Unless I missed it, it looks like you are using Atlas Track.  This is what it may look like with RR-Track.

this IS what I have going.. yes.. this is still in the planning stage. The old measure twice cut once.. before I put a saw to the plywood I'm trying to figure out how wide the shelf will need to be and the replies I've received have been most helpful. I thank everyone who has reached out with assistance.

Just as an fyi, I bought these wall anchors to hang up a wall sculpture (of a train station!) that is pretty heavy, they claim they hold up to 90 pounds and they are pretty sturdy (got them at Lowes, can't miss them, they are flourescant green). Still much better to sink them into studs, but if you need to use anchors in some spots these are really sturdy.

@bigkid posted:

Just as an fyi, I bought these wall anchors to hang up a wall sculpture (of a train station!) that is pretty heavy, they claim they hold up to 90 pounds and they are pretty sturdy (got them at Lowes, can't miss them, they are flourescant green). Still much better to sink them into studs, but if you need to use anchors in some spots these are really sturdy.

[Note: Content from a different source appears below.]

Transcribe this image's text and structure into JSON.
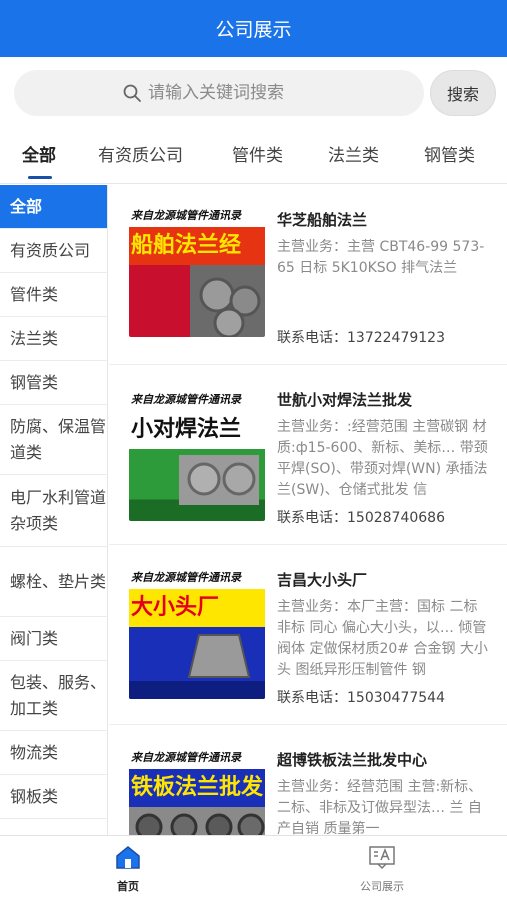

thank you for the info. I did get a pretty good stud finder and found the studs are on 16" centers. Much to my surprise I need 58 brackets. 40 will be an "L" mounting above the shelf and 18 will be a traditional shelf bracket that will be seen from the floor. Some may say I don't need a bracket every 16".. I would rather go over kill than wanting after the fact. Thanks again..

QTS.........what are you going to use to keep the train from falling off the shelf into your living space ?

QTS.........what are you going to use to keep the train from falling off the shelf into your living space ?

at this time I'm thinking of a landscaped border at the front edge..not tall enough to hide the train but enough of a buffer in case of an issue with derailment. I don't want to use the plexiglass safety edge or other methods. This is my plan anyway.

@OTS posted:

at this time I'm thinking of a landscaped border at the front edge..not tall enough to hide the train but enough of a buffer in case of an issue with derailment. I don't want to use the plexiglass safety edge or other methods. This is my plan anyway.

The Valley Farm Market in Weedville Pa. has a ceiling mounted train and Charlie had a unique way to stop engines from falling to the floor.

There were verticle wire or pin pieces that had what looked like a couple horizontal fine wires strung between them .     It gave a clear view of the running trains without having room reflections like  clear  plexiglass does.